J Endocrinol Invest. 2012 Jul;35(7):629-33. doi: 10.3275/7909. Epub 2011 Sep 6.
A low glycemic index (LGI) diet has been proposed as a treatment for obesity in adults; few studies have evaluated LGI diets in obese children.
The purpose of the study was to compare the effects of two diets, with similar energy intakes, but different glycemic indexes in a pediatric outpatient setting.

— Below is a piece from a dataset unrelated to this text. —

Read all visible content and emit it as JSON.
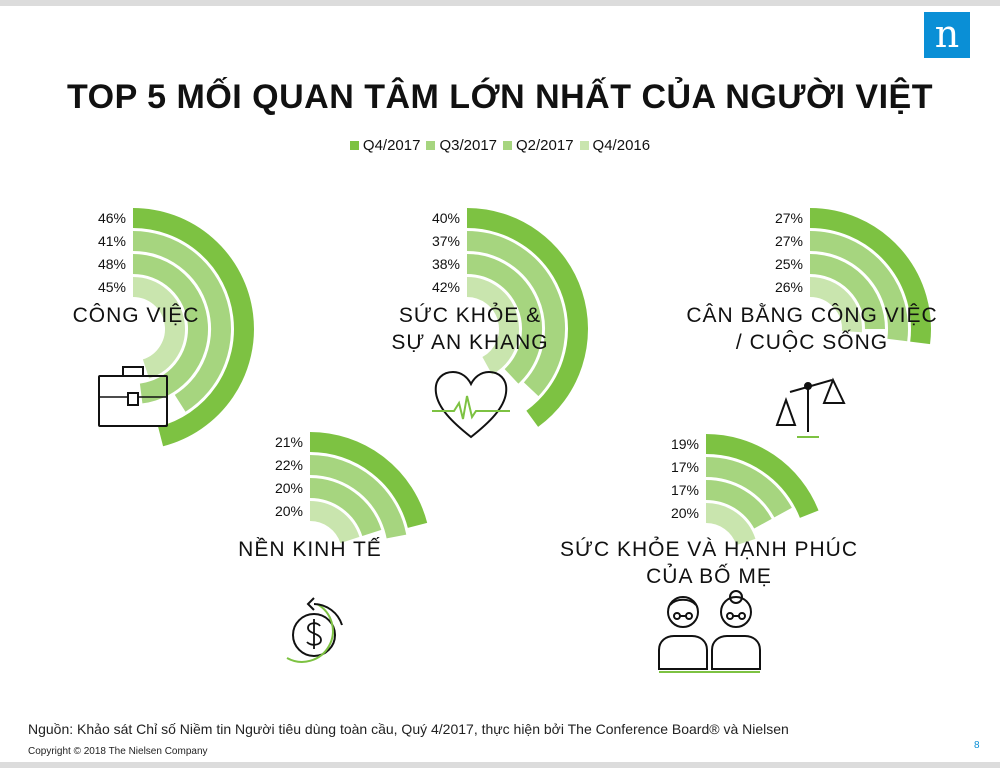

A parallel- group, randomized controlled trial was conducted, and 22 obese outpatient children with a body mass index (BMI) Z-score >2 (11 females and 11 males, BMI 28.9±2.9 kg/m²) were included in the study. Patients were randomly allocated to a hypocaloric LGI (GI:60), or to a hypocaloric high glycemic index (HGI) diet (GI:90). The LGI and HGI diets were almost equivalent for macronutrient composition. Anthropometric and biochemical parameters were measured at baseline and after 6 months.

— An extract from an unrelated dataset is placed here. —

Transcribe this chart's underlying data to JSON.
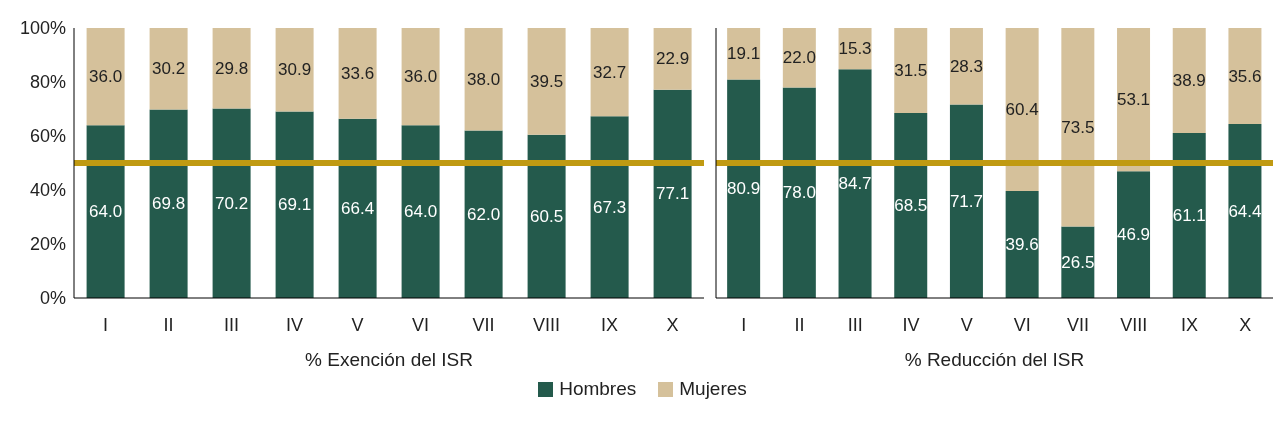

In both groups there were significant decreases in BMI, BMI Z-score, blood pressure, and high-sensitivity C-reactive protein. Only LGI diets produced a significant decrease in waist circumference and homeostasis model assessment. Analysis of variance demonstrated that the BMI Z-score decrease from baseline values was significantly greater after the LGI diet than after the HGI diet [-0.20 (95% confidence interval (CI) -0.29 to -0.10) vs -0.34 (95%CI -0.43 to -0.24)], mean difference between groups -0.14 (95%CI -0.27 to -0.01), p<0.05). Changes in triglyceride concentrations were significantly lower in LGI as compared to HGI diet (p<0.05).
This study demonstrates that a hypocaloric LGI diet has beneficial metabolic effects in comparison to a hypocaloric HGI diet in obese children.

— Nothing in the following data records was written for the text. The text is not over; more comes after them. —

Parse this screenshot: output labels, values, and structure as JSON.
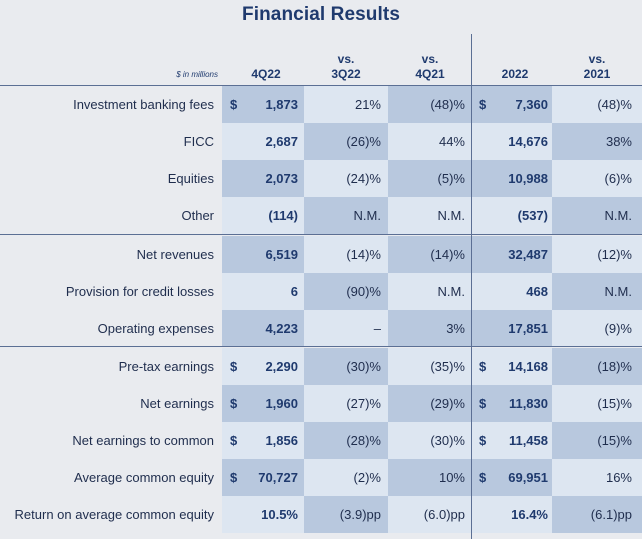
{
  "title": "Financial Results",
  "units_label": "$ in millions",
  "columns": [
    {
      "line1": "",
      "line2": "4Q22"
    },
    {
      "line1": "vs.",
      "line2": "3Q22"
    },
    {
      "line1": "vs.",
      "line2": "4Q21"
    },
    {
      "line1": "",
      "line2": "2022"
    },
    {
      "line1": "vs.",
      "line2": "2021"
    }
  ],
  "rows": [
    {
      "label": "Investment banking fees",
      "cur1": "$",
      "v1": "1,873",
      "p1": "21%",
      "p2": "(48)%",
      "cur2": "$",
      "v2": "7,360",
      "p3": "(48)%"
    },
    {
      "label": "FICC",
      "cur1": "",
      "v1": "2,687",
      "p1": "(26)%",
      "p2": "44%",
      "cur2": "",
      "v2": "14,676",
      "p3": "38%"
    },
    {
      "label": "Equities",
      "cur1": "",
      "v1": "2,073",
      "p1": "(24)%",
      "p2": "(5)%",
      "cur2": "",
      "v2": "10,988",
      "p3": "(6)%"
    },
    {
      "label": "Other",
      "cur1": "",
      "v1": "(114)",
      "p1": "N.M.",
      "p2": "N.M.",
      "cur2": "",
      "v2": "(537)",
      "p3": "N.M."
    },
    {
      "label": "Net revenues",
      "cur1": "",
      "v1": "6,519",
      "p1": "(14)%",
      "p2": "(14)%",
      "cur2": "",
      "v2": "32,487",
      "p3": "(12)%"
    },
    {
      "label": "Provision for credit losses",
      "cur1": "",
      "v1": "6",
      "p1": "(90)%",
      "p2": "N.M.",
      "cur2": "",
      "v2": "468",
      "p3": "N.M."
    },
    {
      "label": "Operating expenses",
      "cur1": "",
      "v1": "4,223",
      "p1": "–",
      "p2": "3%",
      "cur2": "",
      "v2": "17,851",
      "p3": "(9)%"
    },
    {
      "label": "Pre-tax earnings",
      "cur1": "$",
      "v1": "2,290",
      "p1": "(30)%",
      "p2": "(35)%",
      "cur2": "$",
      "v2": "14,168",
      "p3": "(18)%"
    },
    {
      "label": "Net earnings",
      "cur1": "$",
      "v1": "1,960",
      "p1": "(27)%",
      "p2": "(29)%",
      "cur2": "$",
      "v2": "11,830",
      "p3": "(15)%"
    },
    {
      "label": "Net earnings to common",
      "cur1": "$",
      "v1": "1,856",
      "p1": "(28)%",
      "p2": "(30)%",
      "cur2": "$",
      "v2": "11,458",
      "p3": "(15)%"
    },
    {
      "label": "Average common equity",
      "cur1": "$",
      "v1": "70,727",
      "p1": "(2)%",
      "p2": "10%",
      "cur2": "$",
      "v2": "69,951",
      "p3": "16%"
    },
    {
      "label": "Return on average common equity",
      "cur1": "",
      "v1": "10.5%",
      "p1": "(3.9)pp",
      "p2": "(6.0)pp",
      "cur2": "",
      "v2": "16.4%",
      "p3": "(6.1)pp"
    }
  ]
}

低升糖指数(LGI)饮食已被提议作为治疗成人肥胖的方法;但很少有研究评估 LGI 饮食在肥胖儿童中的作用。
本研究旨在比较两种饮食在儿科门诊环境中的效果,这两种饮食的能量摄入相似,但升糖指数不同。
进行了一项平行分组、随机对照试验,纳入了 22 名肥胖门诊患儿,他们的体重指数(BMI)Z 评分>2(11 名女性和 11 名男性,BMI 28.9±2.9 kg/m²)。患者被随机分配到低热量 LGI(GI:60)或低热量高升糖指数(HGI)饮食(GI:90)。LGI 和 HGI 饮食在宏量营养素组成上几乎相同。在基线和 6 个月时测量了人体测量学和生化参数。
在两组中,BMI、BMI Z 评分、血压和高敏 C 反应蛋白均显著降低。只有 LGI 饮食显著降低了腰围和稳态模型评估。方差分析表明,与 HGI 饮食相比,LGI 饮食从基线值开始的 BMI Z 评分下降更显著[-0.20(95%置信区间(CI)-0.29 至 -0.10)与-0.34(95%CI -0.43 至 -0.24)],组间差值为-0.14(95%CI -0.27 至 -0.01),p<0.05)]。与 HGI 饮食相比,LGI 饮食中甘油三酯浓度的变化显著降低(p<0.05)。
本研究表明,与低热量 HGI 饮食相比,低热量 LGI 饮食在肥胖儿童中具有有益的代谢作用。